Liliane Dardot – In verso
ago - set 2015


Liliane Dardot - Exposição In Verso, 2015
Liliane Dardot - Exposição In Verso, 2015
Liliane Dardot - Exposição In Verso, 2015
Liliane Dardot - Exposição In Verso, 2015
Liliane Dardot - Exposição In Verso, 2015
Liliane Dardot - In verso, 2015

Liliane Dardot
In verso, 2015

A Celma Albuquerque Galeria de Arte apresenta In verso, individual de Liliane Dardot que reúne um conjunto de obras recentes e um projeto inédito desenvolvido especialmente para o espaço da galeria.

A instalação exposta foi concebida a partir de duas grandes pinturas datadas de 1990 que ocupam grande parte da fachada da galeria. As obras foram criadas para a mostra Poética do acaso, durante o período de dois meses em Liliane que foi acolhida no espaço de um galpão industrial desativado, o emblemático “Galpão Embra”, que era então compartilhado por um grupo atuante de jovens artistas que também participaram da mencionada exposição.

Construídas com fragmentos de tecidos de algodão sobrepostos, as duas grandes telas que compõem a instalação trazem registros, em seus versos, da poeira do local onde foram realizadas e, consequentemente, da história do lugar e da produção artística que ali se desenvolvia. A investigação destas superfícies “contaminadas” pelo ambiente levou Dardot a redescobrir, em seu trabalho atual, uma poética que provocou o desafio de vivenciar um processo de interação com a memória das imagens contidas na pintura original.

Por meio de um processo derivado do registro manual da impressão litográfica em cores, a artista perfurou as telas originais, de modo a transferir para a outra face pontos de referência que orientaram a realização de novas pinturas, executadas agora no seu verso. Assim surgem, transfigurados, fragmentos significativos de elementos das pinturas originais operados pelo crivo da memória. Os orifícios correspondentes às perfurações servem espaço por onde a luz penetra constituindo pontos luminosos que passam a fazer parte integrante da obra.

Essas novas intervenções estabelecem um diálogo entre duas faces da pintura – anverso e verso – com o espaço e a luminosidade da galeria e também com outras pinturas recentes que compõem a mostra.

Nessas outras telas afloram as cores e imagens oriundas das percepções de elementos do ecossistema do cerrado que vem sendo registrados em desenhos por Liliane desde 1996. As cores são obtidas pela sobreposição de camadas sedimentares, sucessivas como na litografia. As superfícies coloridas interagem com a luz ambiente, provocando alterações de visibilidade conforme o ângulo de observação e a luz incidente.
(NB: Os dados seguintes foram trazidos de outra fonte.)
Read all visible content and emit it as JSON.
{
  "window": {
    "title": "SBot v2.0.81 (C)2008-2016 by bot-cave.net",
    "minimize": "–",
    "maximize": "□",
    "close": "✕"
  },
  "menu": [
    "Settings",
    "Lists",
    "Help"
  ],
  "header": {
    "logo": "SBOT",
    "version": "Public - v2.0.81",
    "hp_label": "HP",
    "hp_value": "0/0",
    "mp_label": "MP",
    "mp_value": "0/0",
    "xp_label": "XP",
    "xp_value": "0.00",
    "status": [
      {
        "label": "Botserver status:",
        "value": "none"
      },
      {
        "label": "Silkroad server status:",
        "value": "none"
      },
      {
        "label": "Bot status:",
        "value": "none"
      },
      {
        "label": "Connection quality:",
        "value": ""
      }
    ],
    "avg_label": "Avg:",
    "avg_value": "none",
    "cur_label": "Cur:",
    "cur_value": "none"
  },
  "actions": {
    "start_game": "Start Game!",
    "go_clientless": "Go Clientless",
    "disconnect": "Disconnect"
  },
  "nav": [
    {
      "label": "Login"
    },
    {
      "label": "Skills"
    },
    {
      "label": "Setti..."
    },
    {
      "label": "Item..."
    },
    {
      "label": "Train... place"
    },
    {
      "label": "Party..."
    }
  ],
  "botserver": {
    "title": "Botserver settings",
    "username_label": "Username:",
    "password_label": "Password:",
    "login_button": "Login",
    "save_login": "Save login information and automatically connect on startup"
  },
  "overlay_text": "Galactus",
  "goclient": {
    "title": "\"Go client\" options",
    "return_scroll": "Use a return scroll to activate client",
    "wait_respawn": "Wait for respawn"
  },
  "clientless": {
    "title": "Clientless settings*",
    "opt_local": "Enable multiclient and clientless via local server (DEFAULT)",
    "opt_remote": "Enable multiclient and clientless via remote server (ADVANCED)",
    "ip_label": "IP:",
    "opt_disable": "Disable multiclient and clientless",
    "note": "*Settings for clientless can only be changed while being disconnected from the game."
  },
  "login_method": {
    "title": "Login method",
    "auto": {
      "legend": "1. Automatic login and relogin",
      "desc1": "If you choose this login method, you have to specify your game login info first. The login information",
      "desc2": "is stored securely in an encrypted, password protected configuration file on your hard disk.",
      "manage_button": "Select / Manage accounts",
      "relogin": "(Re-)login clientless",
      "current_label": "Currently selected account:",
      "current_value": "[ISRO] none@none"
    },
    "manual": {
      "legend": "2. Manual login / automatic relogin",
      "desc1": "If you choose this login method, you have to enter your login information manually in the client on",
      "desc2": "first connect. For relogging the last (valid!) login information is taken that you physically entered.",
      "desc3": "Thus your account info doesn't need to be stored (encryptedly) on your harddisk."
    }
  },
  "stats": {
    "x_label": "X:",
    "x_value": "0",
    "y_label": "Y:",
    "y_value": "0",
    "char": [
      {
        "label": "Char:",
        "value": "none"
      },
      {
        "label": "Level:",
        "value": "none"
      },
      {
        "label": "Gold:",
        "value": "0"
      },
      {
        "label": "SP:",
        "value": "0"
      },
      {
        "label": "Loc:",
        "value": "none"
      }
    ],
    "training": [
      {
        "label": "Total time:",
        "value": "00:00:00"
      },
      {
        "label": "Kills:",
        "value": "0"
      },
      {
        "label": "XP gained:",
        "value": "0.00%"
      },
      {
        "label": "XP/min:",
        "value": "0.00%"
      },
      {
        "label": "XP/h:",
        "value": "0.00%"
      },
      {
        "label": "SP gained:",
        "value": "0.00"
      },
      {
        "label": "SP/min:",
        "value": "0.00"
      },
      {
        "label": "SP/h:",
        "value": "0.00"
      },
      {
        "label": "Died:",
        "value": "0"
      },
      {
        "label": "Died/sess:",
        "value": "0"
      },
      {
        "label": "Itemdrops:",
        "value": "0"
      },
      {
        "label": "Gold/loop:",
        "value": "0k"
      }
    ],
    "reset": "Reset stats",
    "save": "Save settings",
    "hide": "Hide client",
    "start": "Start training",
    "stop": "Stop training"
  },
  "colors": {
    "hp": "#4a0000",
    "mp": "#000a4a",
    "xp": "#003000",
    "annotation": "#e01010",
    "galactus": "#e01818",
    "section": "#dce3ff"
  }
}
Para além das imagens, as pinturas evocam, por meio de seus elementos concretos, sensações corporais, táteis e térmicas e vivências de espaço e de tempo, no território da memória.

Natural de Belo Horizonte, onde hoje vive e desenvolve seu trabalho, Liliane graduou-se pela EBA UFMG, instituição em que lecionou desenho entre os anos de 1969 e 1977. Residiu em Olinda, PE, de 1978 a 1989, tendo participado da criação da Oficina Guaianases de Gravura. Retornando a Minas Gerais em 1990, lecionou litografia na Escola Guignard até 1997. Desde 1968 participa em mostras coletivas e em salões em vários estados brasileiros entre os quais: 1979 Salão Nacional de BH, Figuração Referencial, MAP, BH; 1980 Salão Nacional de BH, MAP, BH; Panorama 80, MAC, SP e 3º Salão Nacional, RJ; 1983 14° Salão Nacional de Arte, MAP, BH; XXVI Salão de Artes (premiação), Centro de Convenções, Recife; 36° Salão Paranaense (premiação), e 23ª Mostra do Desenho Brasileiro (premiação), Curitiba; 1986 Jovem Arte Contemporânea, MAC, SP. Bienais Internacionais: 1980, 1986 e 1996 Ciudad de Mexico; 1981 Cali, Colômbia; 1981 e 1983 San Juan, Porto Rico; 1984 Bradford, Inglaterra e Habana, Cuba; 1990 Berlim, Alemanha.